Hyperphosphatemia patients (outpatients) with chronic kidney disease receiving peritoneal dialysis (CAPD or APD) at least 12 weeks prior to Visit 1 (Week -4)
Patients aged >= 18 years at the time of obtaining informed consent
Patients who are receiving at least one phosphate binder and whose dosing regimen for all phosphate-lowering agents (phosphate binder and tenapanor hydrochloride) has been unchanged during the last 4 weeks prior to Visit 1 (Week -4).
Patients with serum phosphorus concentration of >= 3.5 mg/dL and =< 7.0 mg/dL at Visit 1 (Week -4)

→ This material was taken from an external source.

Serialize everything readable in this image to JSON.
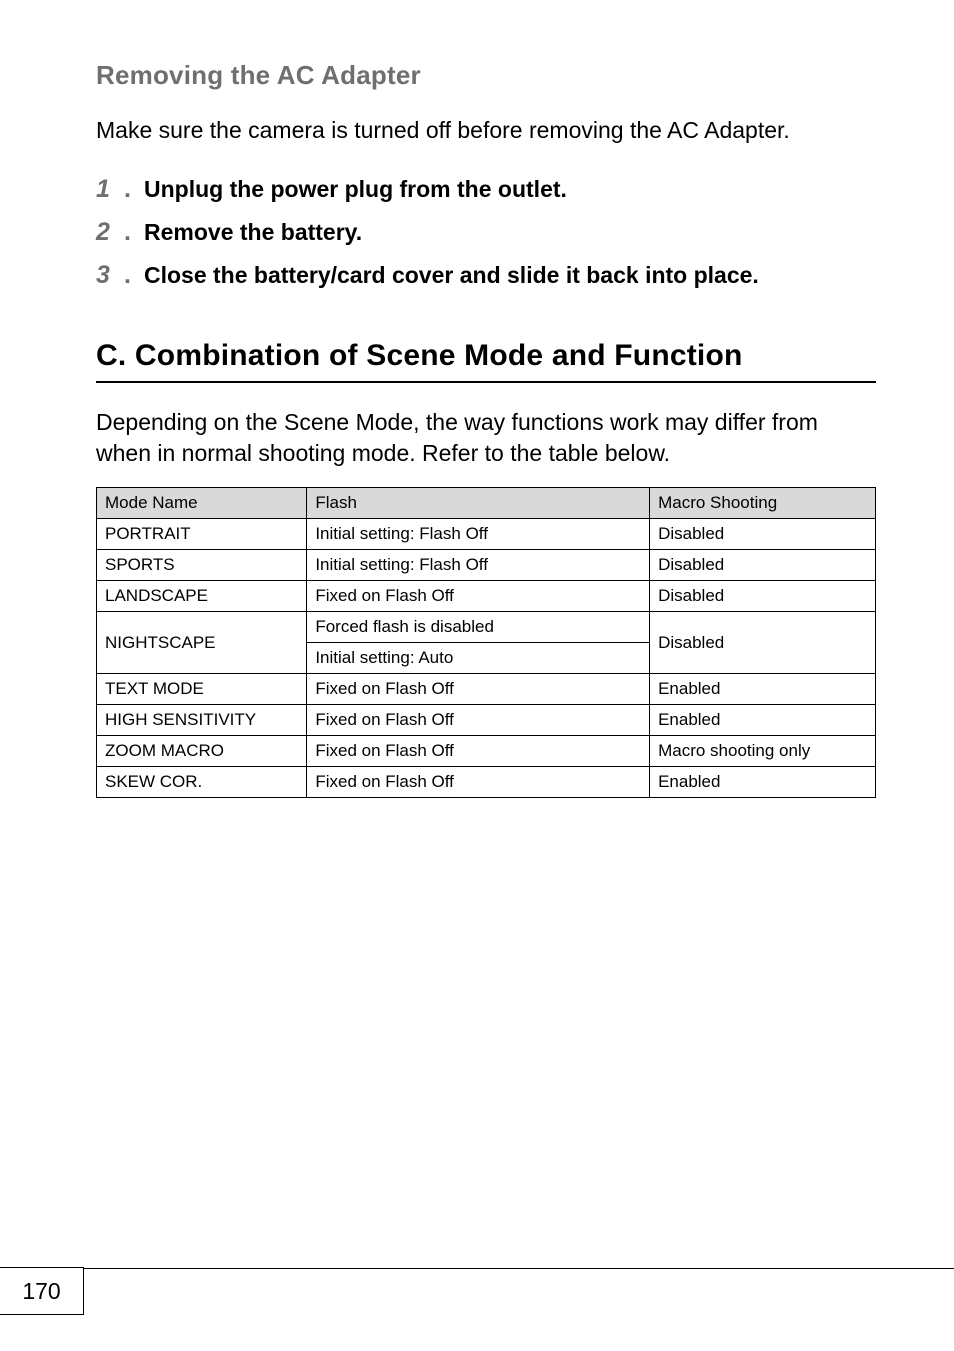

Patients whose serum phosphorus concentration at Visit 2 (Week -2) or Visit 3 (Week -1) or Visit 4 (Week 0) has increased by at least 1.0 mg/dL compared with the value at Visit 1 (Week -4) and is >= 5.5 mg/dL and < 10.0 mg/dL.

Exclusion criteria

Patients with confirmed serum intact PTH concentration >500 pg/mL from Visit 1 (Week -4) to Visit 4 (Week 0)
Patients with serum phosphorus concentration >= 10.0 mg/dL from Visit 2 (Week -2) or Visit 3 (Week -1)
Patients who have undergone previous parathyroid intervention (PTx, PEIT, etc.)